Linha d'água
AGOA VAI!
«Vai por água abaixo» num percurso pela história do saneamento da cidade do Porto!
SABIAS QUE?
Sabias que a expressão «Agoa vai!» era gritada para avisar as pessoas que iam a passar na rua que água residual ia ser lançada da janela da habitação?
Na Idade Média não existia rede de esgotos, apenas canalização para as águas pluviais. Por isso, as águas de usos domésticos eram despejadas na rua pelas janelas das habitações.
Mais tarde, na época moderna, existiram as calhandreiras, mulheres que se livravam dos dejetos dos mais abastados, transportando-os no calhandro, uma espécie de canastra alta, até ao rio.
SANEAMENTO INGLÊS
Só no século XIX é que a cidade do Porto vai ter uma rede de saneamento. Em 1890 surgem as preocupações e reflexões sobre o problema que se tinha vindo a revelar, o saneamento integrado, adotado até então pela maioria das cidades. Este sistema misto é de influência romana, contudo, muito dependente das estações pluviais, do declive do terreno e de cursos de água. É designado como sistema tout a l’egout e era o mais comum nos finais do século XIX em cidades como Londres, Paris, Lisboa e no Porto. A sua dependência das águas pluviais tornava ineficaz este sistema.
Depois da publicação em 1896 do estudo sobre o saneamento da cidade de Ricardo Jorge, médico municipal e chefe da Repartição de Higiene, é publicado em 1897 em Diário do Governo a abertura do concurso para a “Execução das obras de saneamento na cidade do Porto”. Apenas a empresa inglesa Hughes & Lancaster, sediada em Westminster, apresentou à Câmara Municipal do Porto proposta. Um projeto elaborado pelos engenheiros Shone e Ault, para o “Saneamento da cidade do Porto pelo systema separado com o emprego dos expulsores de shone nas zonas baixas da cidade”. Os trabalhos iniciaram-se no dia 11 de dezembro de 1903, até meados de 1907. A área da cidade abrangida na primeira fase destas obras, a «fase inglesa», corresponde a toda a linha marginal entre a Praça da Ribeira, na freguesia de São Nicolau e Sobreiras, em Lordelo do Ouro, passando pela marginal de Miragaia e Massarelos.

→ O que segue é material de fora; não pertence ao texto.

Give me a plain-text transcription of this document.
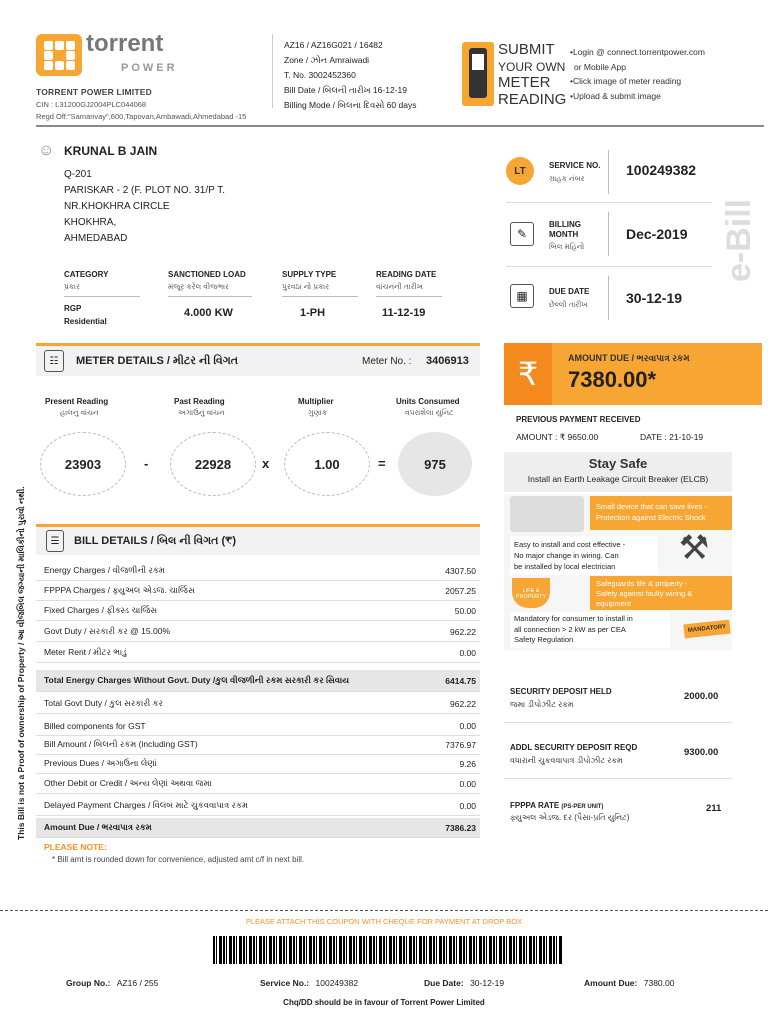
torrent
POWER
TORRENT POWER LIMITED
CIN : L31200GJ2004PLC044068
Regd Off:"Samanvay",600,Tapovan,Ambawadi,Ahmedabad -15
AZ16 / AZ16G021 / 16482
Zone / ઝોન Amraiwadi
T. No. 3002452360
Bill Date / બિલની તારીખ 16-12-19
Billing Mode / બિલના દિવસો 60 days
SUBMIT
YOUR OWN
METER
READING
•Login @ connect.torrentpower.com
or Mobile App
•Click image of meter reading
•Upload & submit image
☺ KRUNAL B JAIN
Q-201
PARISKAR - 2 (F. PLOT NO. 31/P T.
NR.KHOKHRA CIRCLE
KHOKHRA,
AHMEDABAD
CATEGORY
પ્રકાર
RGP
Residential
SANCTIONED LOAD
મંજૂર કરેલ વીજભાર
4.000 KW
SUPPLY TYPE
પુરવઠા નો પ્રકાર
1-PH
READING DATE
વાંચનની તારીખ
11-12-19
e-Bill
LT	SERVICE NO.
ગ્રાહક નંબર
100249382
✎
BILLING
MONTH
બિલ મહિનો
Dec-2019
▦	DUE DATE
છેલ્લી તારીખ	30-12-19
☷	METER DETAILS / મીટર ની વિગત	Meter No. : 3406913
Present Reading
હાલનું વાંચન
Past Reading
અગાઉનું વાંચન
Multiplier
ગુણાંક
Units Consumed
વપરાશેલા યુનિટ
23903	-	22928	x	1.00	=	975
₹	AMOUNT DUE / ભરવાપાત્ર રકમ
7380.00*
PREVIOUS PAYMENT RECEIVED
AMOUNT : ₹ 9650.00	DATE : 21-10-19
Stay Safe
Install an Earth Leakage Circuit Breaker (ELCB)
Small device that can save lives -
Protection against Electric Shock
Easy to install and cost effective -
No major change in wiring. Can
be installed by local electrician	⚒
LIFE & PROPERTY
Safeguards life & property -
Safety against faulty wiring &
equipment
Mandatory for consumer to install in
all connection > 2 kW as per CEA
Safety Regulation
MANDATORY
☰	BILL DETAILS / બિલ ની વિગત (₹)
Energy Charges / વીજળીની રકમ	4307.50
FPPPA Charges / ફ્યુઅલ એડજ. ચાર્જિસ	2057.25
Fixed Charges / ફીક્સ્ડ ચાર્જિસ	50.00
Govt Duty / સરકારી કર @ 15.00%	962.22
Meter Rent / મીટર ભાડું	0.00
Total Energy Charges Without Govt. Duty /કુલ વીજળીની રકમ સરકારી કર સિવાય	6414.75
Total Govt Duty / કુલ સરકારી કર	962.22
Billed components for GST	0.00
Bill Amount / બિલની રકમ (including GST)	7376.97
Previous Dues / અગાઉના લેણાં	9.26
Other Debit or Credit / અન્ય લેણાં અથવા જમા	0.00
Delayed Payment Charges / વિલંબ માટે ચુકવવાપાત્ર રકમ	0.00
Amount Due / ભરવાપાત્ર રકમ	7386.23
PLEASE NOTE:
* Bill amt is rounded down for convenience, adjusted amt c/f in next bill.
This Bill is not a Proof of ownership of Property / આ વીજબિલ જગ્યાની માલિકીનો પુરાવો નથી.	SECURITY DEPOSIT HELD
જમા ડીપોઝીટ રકમ
2000.00
ADDL SECURITY DEPOSIT REQD
વધારાની ચુકવવાપાત્ર ડીપોઝીટ રકમ
9300.00
FPPPA RATE (PS-PER UNIT)
ફ્યુઅલ એડજ. દર (પૈસા-પ્રતિ યુનિટ)
211
PLEASE ATTACH THIS COUPON WITH CHEQUE FOR PAYMENT AT DROP BOX
Group No.: AZ16 / 255	Service No.: 100249382	Due Date: 30-12-19	Amount Due: 7380.00
Chq/DD should be in favour of Torrent Power Limited
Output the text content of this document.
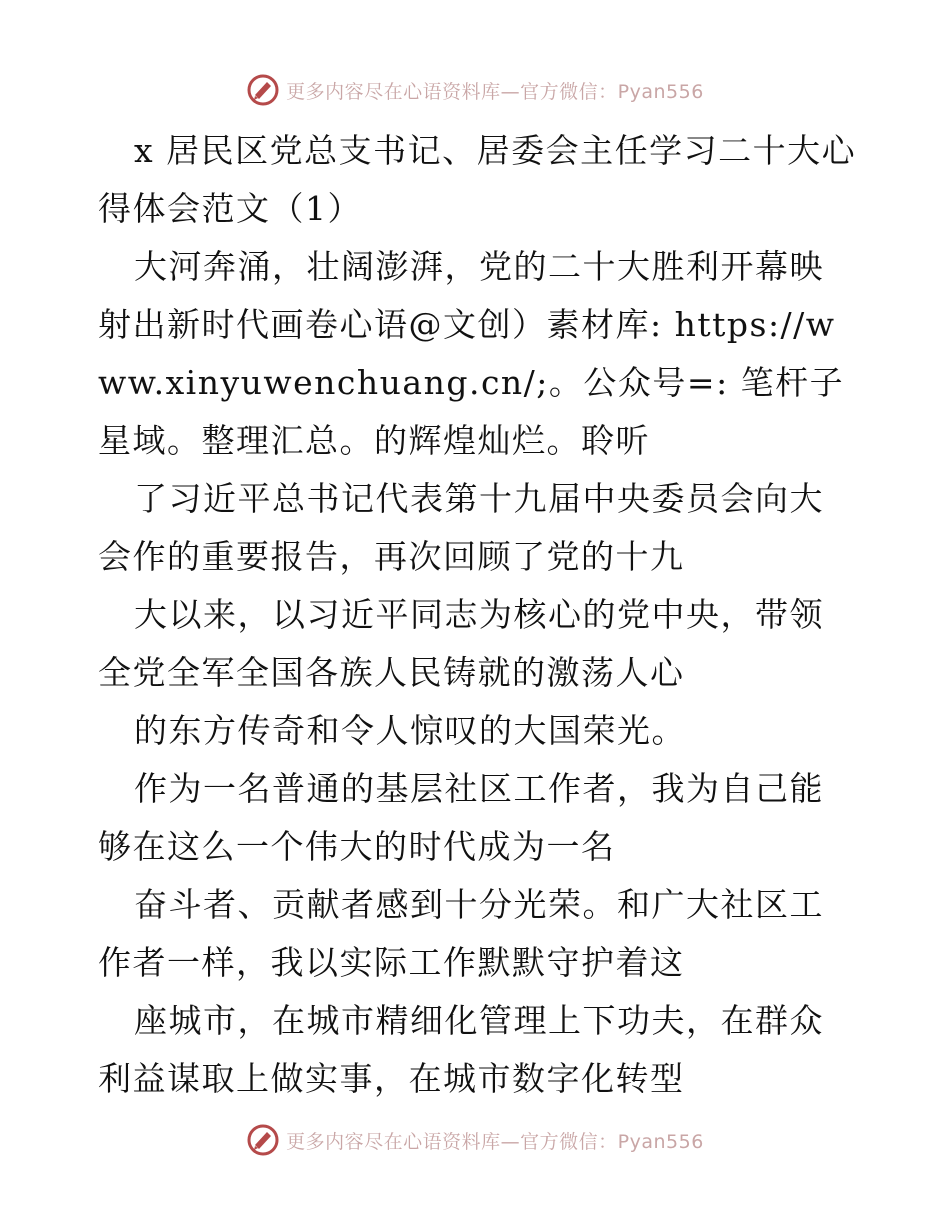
更多内容尽在心语资料库—官方微信：Pyan556

x 居民区党总支书记、居委会主任学习二十大心得体会范文（1）

大河奔涌，壮阔澎湃，党的二十大胜利开幕映射出新时代画卷心语@文创）素材库: https://www.xinyuwenchuang.cn/;。公众号=: 笔杆子星域。整理汇总。的辉煌灿烂。聆听

了习近平总书记代表第十九届中央委员会向大会作的重要报告，再次回顾了党的十九

大以来，以习近平同志为核心的党中央，带领全党全军全国各族人民铸就的激荡人心

的东方传奇和令人惊叹的大国荣光。

作为一名普通的基层社区工作者，我为自己能够在这么一个伟大的时代成为一名

奋斗者、贡献者感到十分光荣。和广大社区工作者一样，我以实际工作默默守护着这

座城市，在城市精细化管理上下功夫，在群众利益谋取上做实事，在城市数字化转型

更多内容尽在心语资料库—官方微信：Pyan556
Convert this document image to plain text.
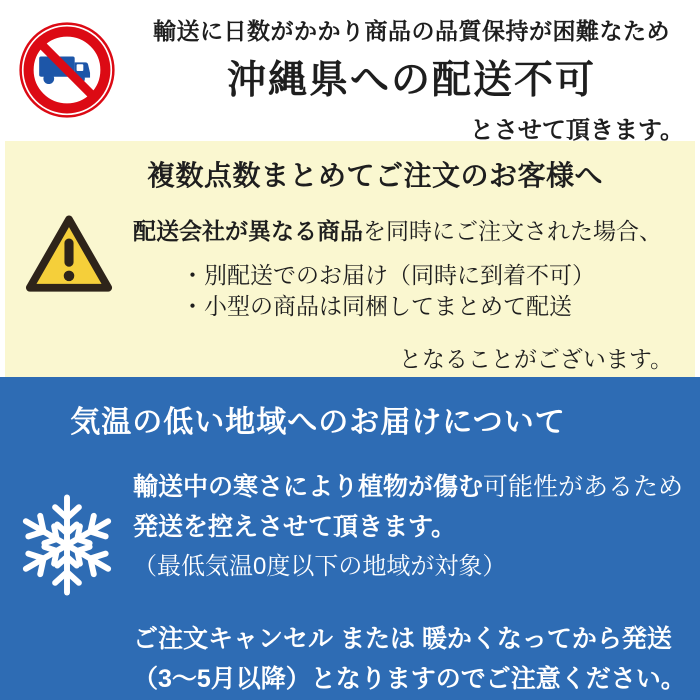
輸送に日数がかかり商品の品質保持が困難なため
沖縄県への配送不可
とさせて頂きます。
複数点数まとめてご注文のお客様へ
配送会社が異なる商品を同時にご注文された場合、
・別配送でのお届け（同時に到着不可）
・小型の商品は同梱してまとめて配送
となることがございます。
気温の低い地域へのお届けについて
輸送中の寒さにより植物が傷む可能性があるため
発送を控えさせて頂きます。
（最低気温0度以下の地域が対象）
ご注文キャンセル または 暖かくなってから発送
（3～5月以降）となりますのでご注意ください。
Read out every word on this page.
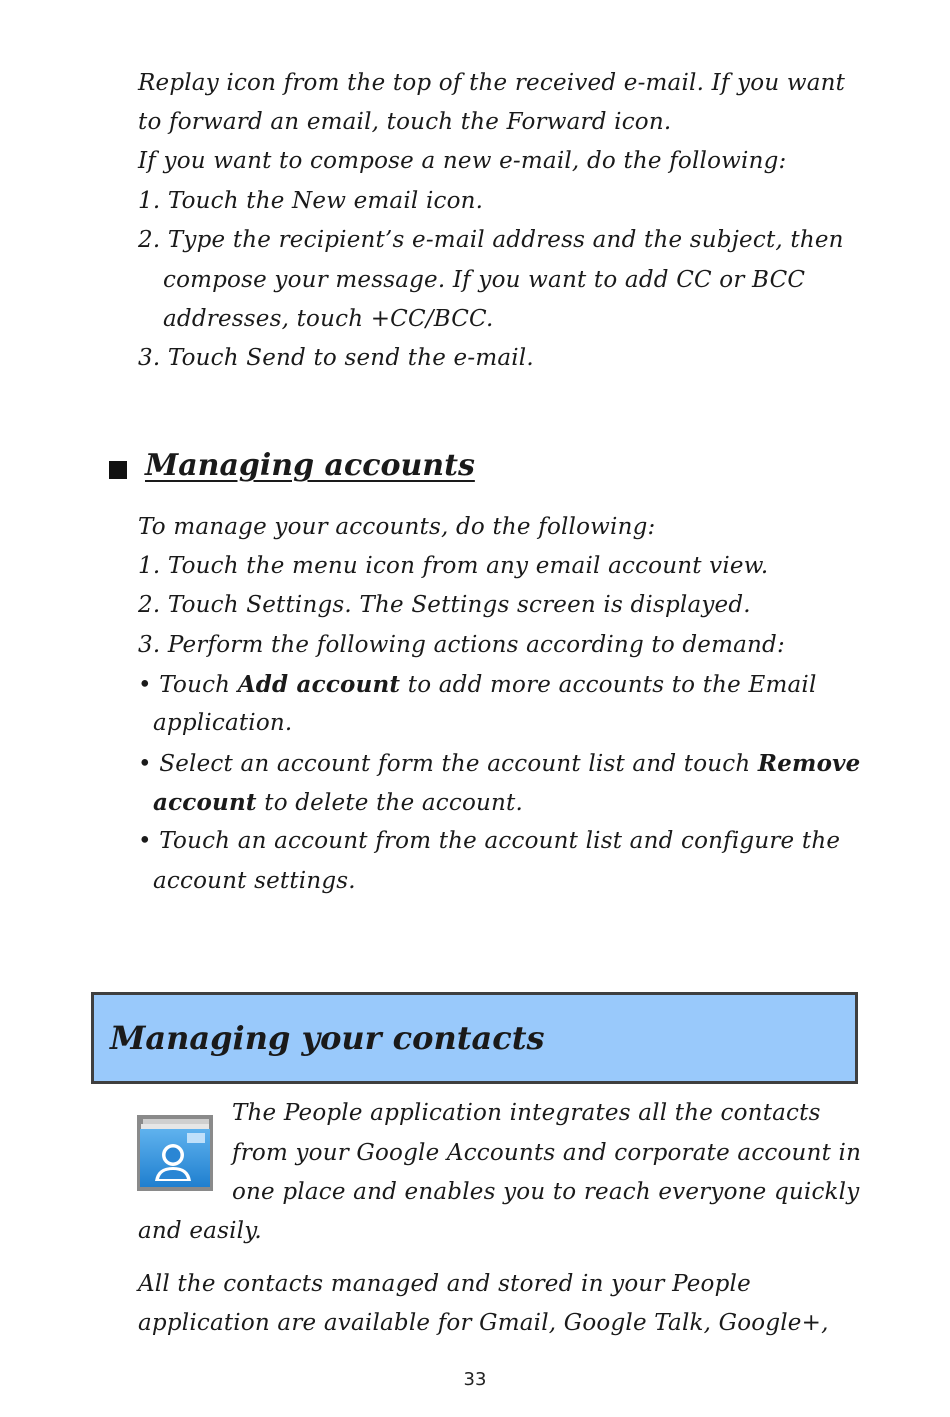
Replay icon from the top of the received e-mail. If you want
to forward an email, touch the Forward icon.
If you want to compose a new e-mail, do the following:
1. Touch the New email icon.
2. Type the recipient’s e-mail address and the subject, then
compose your message. If you want to add CC or BCC
addresses, touch +CC/BCC.
3. Touch Send to send the e-mail.
Managing accounts
To manage your accounts, do the following:
1. Touch the menu icon from any email account view.
2. Touch Settings. The Settings screen is displayed.
3. Perform the following actions according to demand:
• Touch Add account to add more accounts to the Email
application.
• Select an account form the account list and touch Remove
account to delete the account.
• Touch an account from the account list and configure the
account settings.
Managing your contacts
The People application integrates all the contacts
from your Google Accounts and corporate account in
one place and enables you to reach everyone quickly
and easily.
All the contacts managed and stored in your People
application are available for Gmail, Google Talk, Google+,
33
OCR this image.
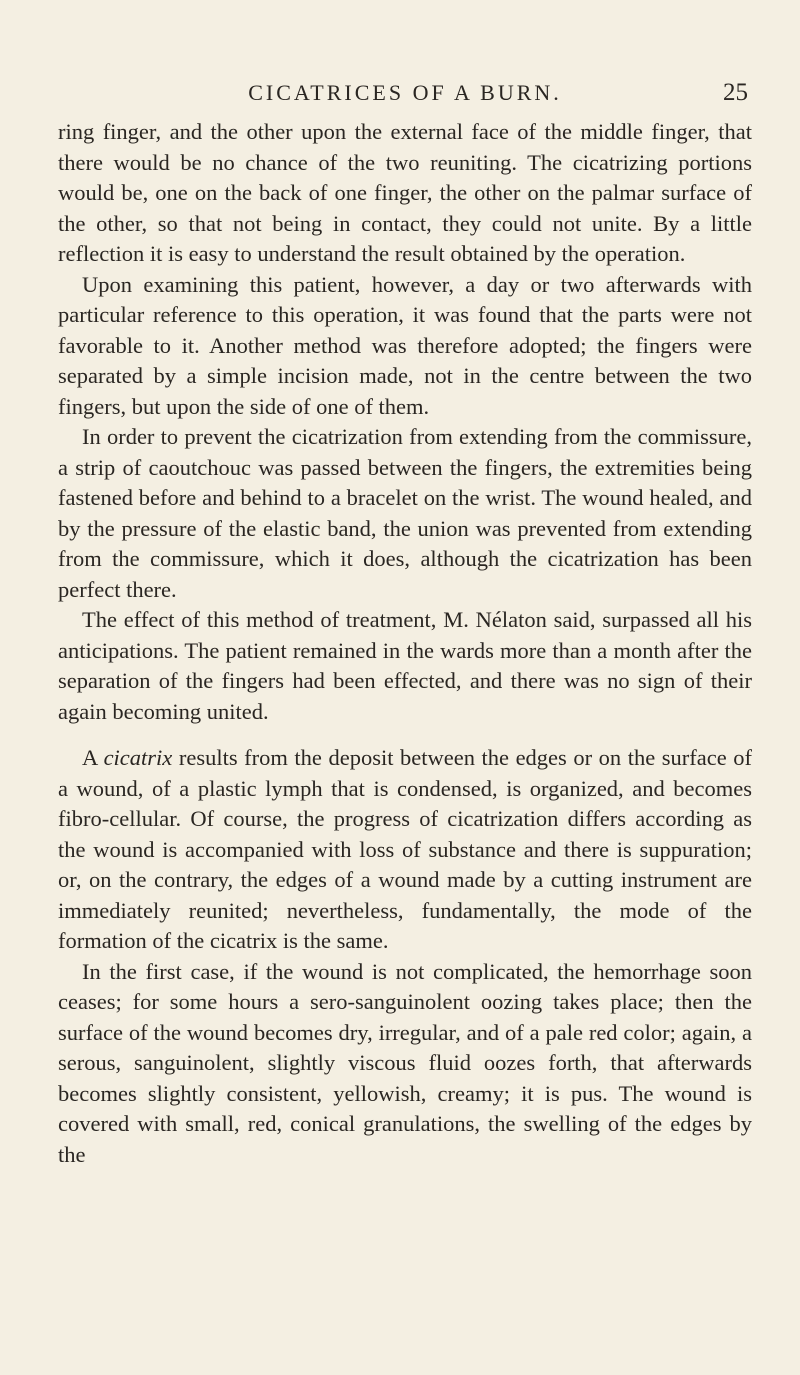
CICATRICES OF A BURN.	25

ring finger, and the other upon the external face of the middle finger, that there would be no chance of the two reuniting. The cicatrizing portions would be, one on the back of one finger, the other on the palmar surface of the other, so that not being in contact, they could not unite. By a little reflection it is easy to understand the result obtained by the operation.

Upon examining this patient, however, a day or two afterwards with particular reference to this operation, it was found that the parts were not favorable to it. Another method was therefore adopted; the fingers were separated by a simple incision made, not in the centre between the two fingers, but upon the side of one of them.

In order to prevent the cicatrization from extending from the commissure, a strip of caoutchouc was passed between the fingers, the extremities being fastened before and behind to a bracelet on the wrist. The wound healed, and by the pressure of the elastic band, the union was prevented from extending from the commissure, which it does, although the cicatrization has been perfect there.

The effect of this method of treatment, M. Nélaton said, surpassed all his anticipations. The patient remained in the wards more than a month after the separation of the fingers had been effected, and there was no sign of their again becoming united.

A cicatrix results from the deposit between the edges or on the surface of a wound, of a plastic lymph that is condensed, is organized, and becomes fibro-cellular. Of course, the progress of cicatrization differs according as the wound is accompanied with loss of substance and there is suppuration; or, on the contrary, the edges of a wound made by a cutting instrument are immediately reunited; nevertheless, fundamentally, the mode of the formation of the cicatrix is the same.

In the first case, if the wound is not complicated, the hemorrhage soon ceases; for some hours a sero-sanguinolent oozing takes place; then the surface of the wound becomes dry, irregular, and of a pale red color; again, a serous, sanguinolent, slightly viscous fluid oozes forth, that afterwards becomes slightly consistent, yellowish, creamy; it is pus. The wound is covered with small, red, conical granulations, the swelling of the edges by the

Término o contrato, foi entregue as obras do saneamento a empreiteiros portugueses, a empresa Agostinho Rodrigues Monteiro, que viria a assinar contrato com a Câmara Municipal a 23 de dezembro de 1909, ficando com a responsabilidade de retomar os trabalhos deixados pela Hughes & Lancaster e efetuar as ligações domésticas que não faziam parte do contrato original de 1903. Com a mudança de regime, em 1910, as obras foram suspensas durante cerca de mais seis anos.
Um novo contrato de quatro anos com a Hughes & Lancaster foi assinado a 7 de setembro de 1916 e o programa de instalação de saneamento na cidade do Porto prosseguiu ao longo das décadas seguintes, tendo tido um novo momento de grande impulsionamento na década de 1960, permitindo alargar ainda mais o número de habitações servidas pela rede de saneamento.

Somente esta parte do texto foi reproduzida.